Actually, I had ​​​also tried order by clause in Input sql, but there's no difference in reading speed of rows.

I have one idea; I don't know if we can implement in PDI or not.

What if I take the sorted data (Using order by) in batch (i.e. 100000 Rows per batch) and compare those batch data with target and after sync, next batch of data will be fetched. Is this approach possible in Pentaho?

Thanks.
Petr Prochazka's profile image
Petr Prochazka
If no difference in reading speed so it is problem in Oracle server or network IMHO.

For more information where is bottleneck look at to tab Step metrics and these columns are interesting:
  • Speed (r/s)
  • input/output
If trans is running, information is refreshed every 1 sec. In column input/output is actual edge buffer of step, so one of steps has full input buffer and output buffer has empty (almost). This is bottleneck of data stream. If input table steps have empty output buffer, this steps are bottleneck.

Trans only fetch data and process data stream over all steps. Of cause you can fetch smaller batch in table input, process this data and call trans again for next batch data.
Alberto Garcia's profile image
Alberto Garcia
Hello @Samarth Shah, one way I did it was with custom pagination.

At first I tried this typical SQL pagination (in PostgreSQL), building a loop inside the parent Job (against PDI warning):

SELECT *
FROM table_name
OFFSET ${PAGE_OFFSET}
ORDER BY id
LIMIT ${PAGE_SIZE}​

Then in the loop you can set the ${PAGE_OFFSET} to the maximum id of your current query, and continue until you don't have any more records.

The problem with that method, is that the "offset" operation takes too long to process, so my next implementation was:

SELECT *
FROM table_name
WHERE id > ${PAGE_OFFSET}
ORDER BY id
LIMIT ${PAGE_SIZE}

And repeat the process until you reach the ${LAST_ID} of your query: (Again, you have to build a loop inside a Job, against PDI warning)


The problem with this method is that PDI can run out of memory if you have to process many pages (in my case, it crashed at 250 pages).

Finally, I came up with another pagination that requires a previous sequence generation, that will be used as your ${PAGE_OFFSET}. Knowing beforehand all the indexes you need, will help you use PDI capabilities and do it without building a loop.
First, you query the first index you want to process, and then you generate a sequence adding the ${PAGE_SIZE} you want to process for each query, until you reach the ${LAST_ID} of your query.
After that, just execute your transformation using the "Execute every input row" option and passing the sequence with the "Copy Rows to Result" Step and the Parameters options.
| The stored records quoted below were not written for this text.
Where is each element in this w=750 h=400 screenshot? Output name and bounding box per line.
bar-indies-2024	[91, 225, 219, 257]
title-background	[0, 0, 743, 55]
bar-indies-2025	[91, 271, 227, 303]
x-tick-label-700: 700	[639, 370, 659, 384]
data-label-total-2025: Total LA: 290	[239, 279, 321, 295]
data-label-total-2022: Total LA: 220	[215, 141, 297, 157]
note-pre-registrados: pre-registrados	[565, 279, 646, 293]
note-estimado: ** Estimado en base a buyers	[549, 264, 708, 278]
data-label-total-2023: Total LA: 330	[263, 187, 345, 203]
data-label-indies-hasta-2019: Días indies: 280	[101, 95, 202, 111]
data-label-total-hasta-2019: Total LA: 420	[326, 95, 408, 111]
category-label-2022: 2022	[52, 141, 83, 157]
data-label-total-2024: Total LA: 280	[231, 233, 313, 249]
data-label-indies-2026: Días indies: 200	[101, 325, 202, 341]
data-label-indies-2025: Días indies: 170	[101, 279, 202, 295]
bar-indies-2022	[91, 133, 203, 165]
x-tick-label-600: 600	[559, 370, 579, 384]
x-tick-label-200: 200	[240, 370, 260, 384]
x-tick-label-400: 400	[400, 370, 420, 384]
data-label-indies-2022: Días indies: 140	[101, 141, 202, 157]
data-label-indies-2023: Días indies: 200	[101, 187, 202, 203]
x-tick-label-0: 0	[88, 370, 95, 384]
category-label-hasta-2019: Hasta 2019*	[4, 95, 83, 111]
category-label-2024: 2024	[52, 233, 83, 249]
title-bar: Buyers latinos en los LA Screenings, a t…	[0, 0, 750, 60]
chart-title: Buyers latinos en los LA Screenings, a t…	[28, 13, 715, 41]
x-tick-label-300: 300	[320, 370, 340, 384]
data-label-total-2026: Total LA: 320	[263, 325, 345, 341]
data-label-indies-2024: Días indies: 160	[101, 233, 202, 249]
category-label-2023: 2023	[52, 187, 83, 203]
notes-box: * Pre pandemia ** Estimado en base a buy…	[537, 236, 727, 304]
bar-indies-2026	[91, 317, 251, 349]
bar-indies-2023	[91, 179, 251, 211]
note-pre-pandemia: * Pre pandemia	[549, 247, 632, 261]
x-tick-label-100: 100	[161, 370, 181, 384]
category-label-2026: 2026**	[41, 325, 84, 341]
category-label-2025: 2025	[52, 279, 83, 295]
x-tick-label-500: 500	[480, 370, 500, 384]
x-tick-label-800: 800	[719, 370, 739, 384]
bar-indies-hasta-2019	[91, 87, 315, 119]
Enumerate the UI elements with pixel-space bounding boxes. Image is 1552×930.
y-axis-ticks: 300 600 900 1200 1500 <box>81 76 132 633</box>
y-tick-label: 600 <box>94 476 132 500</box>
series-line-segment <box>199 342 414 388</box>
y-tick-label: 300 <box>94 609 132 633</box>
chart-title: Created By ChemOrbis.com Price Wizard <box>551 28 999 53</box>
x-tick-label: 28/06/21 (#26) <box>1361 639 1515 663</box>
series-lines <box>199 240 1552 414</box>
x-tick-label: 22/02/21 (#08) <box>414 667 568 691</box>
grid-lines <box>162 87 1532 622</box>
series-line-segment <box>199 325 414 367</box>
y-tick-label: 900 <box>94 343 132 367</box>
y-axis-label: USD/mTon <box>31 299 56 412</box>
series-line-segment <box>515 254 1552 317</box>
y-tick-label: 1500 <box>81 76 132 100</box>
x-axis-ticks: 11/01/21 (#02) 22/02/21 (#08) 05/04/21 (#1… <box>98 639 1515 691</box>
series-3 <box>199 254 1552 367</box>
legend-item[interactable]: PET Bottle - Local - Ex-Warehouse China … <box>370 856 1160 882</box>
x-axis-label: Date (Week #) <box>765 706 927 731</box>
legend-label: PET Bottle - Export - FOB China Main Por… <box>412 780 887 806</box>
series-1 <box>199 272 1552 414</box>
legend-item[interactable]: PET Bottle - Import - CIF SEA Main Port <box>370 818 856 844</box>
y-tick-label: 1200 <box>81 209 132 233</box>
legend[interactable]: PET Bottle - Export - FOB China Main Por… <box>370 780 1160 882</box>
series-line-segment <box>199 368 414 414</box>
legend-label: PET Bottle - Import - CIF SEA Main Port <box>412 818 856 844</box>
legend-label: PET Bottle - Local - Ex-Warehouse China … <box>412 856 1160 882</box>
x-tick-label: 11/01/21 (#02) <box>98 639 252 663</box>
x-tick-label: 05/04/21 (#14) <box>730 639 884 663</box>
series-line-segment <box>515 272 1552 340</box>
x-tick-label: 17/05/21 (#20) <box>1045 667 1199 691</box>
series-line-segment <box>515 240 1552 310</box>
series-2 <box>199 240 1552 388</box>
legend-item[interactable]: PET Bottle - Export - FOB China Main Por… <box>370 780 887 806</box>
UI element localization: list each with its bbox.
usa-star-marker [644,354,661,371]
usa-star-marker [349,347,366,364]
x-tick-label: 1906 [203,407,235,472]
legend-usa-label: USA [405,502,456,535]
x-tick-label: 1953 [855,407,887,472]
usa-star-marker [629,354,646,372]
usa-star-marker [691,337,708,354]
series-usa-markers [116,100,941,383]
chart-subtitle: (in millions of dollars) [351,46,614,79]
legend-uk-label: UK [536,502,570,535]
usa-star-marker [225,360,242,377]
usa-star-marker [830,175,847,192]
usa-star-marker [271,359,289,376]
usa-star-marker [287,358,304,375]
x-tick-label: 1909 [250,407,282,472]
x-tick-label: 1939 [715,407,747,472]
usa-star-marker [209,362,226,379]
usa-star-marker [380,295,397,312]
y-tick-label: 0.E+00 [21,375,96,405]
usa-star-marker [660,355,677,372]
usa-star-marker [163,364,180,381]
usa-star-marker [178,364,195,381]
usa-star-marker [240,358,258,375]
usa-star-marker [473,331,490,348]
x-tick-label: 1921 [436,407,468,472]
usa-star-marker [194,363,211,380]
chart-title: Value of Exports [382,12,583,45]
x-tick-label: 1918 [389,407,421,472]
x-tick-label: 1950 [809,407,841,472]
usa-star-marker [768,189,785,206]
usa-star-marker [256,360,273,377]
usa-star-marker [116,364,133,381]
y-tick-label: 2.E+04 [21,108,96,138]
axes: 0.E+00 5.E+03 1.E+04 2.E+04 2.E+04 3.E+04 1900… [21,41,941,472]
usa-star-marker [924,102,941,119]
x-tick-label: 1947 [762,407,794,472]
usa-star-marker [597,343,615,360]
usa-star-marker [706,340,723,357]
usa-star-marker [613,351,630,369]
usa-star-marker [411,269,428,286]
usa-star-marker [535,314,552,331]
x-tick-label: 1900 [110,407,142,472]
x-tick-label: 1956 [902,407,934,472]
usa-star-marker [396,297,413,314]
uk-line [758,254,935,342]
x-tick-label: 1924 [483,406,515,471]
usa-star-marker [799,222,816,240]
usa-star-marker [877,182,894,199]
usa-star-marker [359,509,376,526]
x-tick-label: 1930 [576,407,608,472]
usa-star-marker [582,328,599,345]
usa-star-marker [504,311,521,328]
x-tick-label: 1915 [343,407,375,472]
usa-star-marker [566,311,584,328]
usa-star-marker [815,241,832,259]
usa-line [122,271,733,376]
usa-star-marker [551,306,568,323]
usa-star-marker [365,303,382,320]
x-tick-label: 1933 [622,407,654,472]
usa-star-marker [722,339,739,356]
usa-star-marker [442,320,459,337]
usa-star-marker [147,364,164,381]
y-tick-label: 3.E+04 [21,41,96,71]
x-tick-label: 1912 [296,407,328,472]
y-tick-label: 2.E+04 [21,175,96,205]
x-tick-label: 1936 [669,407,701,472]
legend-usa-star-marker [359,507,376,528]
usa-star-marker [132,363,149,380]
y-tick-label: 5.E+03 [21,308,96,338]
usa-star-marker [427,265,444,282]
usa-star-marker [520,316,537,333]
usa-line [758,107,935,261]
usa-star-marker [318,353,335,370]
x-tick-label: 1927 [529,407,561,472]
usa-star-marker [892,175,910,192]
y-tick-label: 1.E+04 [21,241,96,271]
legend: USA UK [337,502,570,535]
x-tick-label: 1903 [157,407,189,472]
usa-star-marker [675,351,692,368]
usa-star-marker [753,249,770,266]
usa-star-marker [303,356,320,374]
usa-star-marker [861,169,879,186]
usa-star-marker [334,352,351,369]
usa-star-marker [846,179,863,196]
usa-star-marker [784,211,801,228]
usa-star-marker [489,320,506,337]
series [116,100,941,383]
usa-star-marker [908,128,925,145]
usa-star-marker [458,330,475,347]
This way, you will have your ${PAGE_OFFSET} in the transformation for each query:

Parent Job:

Transformation to generate the sequence (in this case, I'm using PostgreSQL):


Your "process table page" transformation:

NOTE: Now we know all of our ${PAGE_OFFSET}, so we don't need to check the ${LAST_ID} variable. Also, we change the query to retrieve the ids between our current ${PAGE_OFFSET} and the next one (${PAGE_OFFSET} + ${PAGE_SIZE}) because if you use LIMIT ${PAGE_OFFSET}, you might skip some ids (remember that we generated the sequence just by adding ${PAGE_SIZE} and not querying the real ids.

select * 
from ${TABLE_NAME}
where id > ${PAGE_OFFSET} 
and id <= ${PAGE_OFFSET} + ${PAGE_SIZE}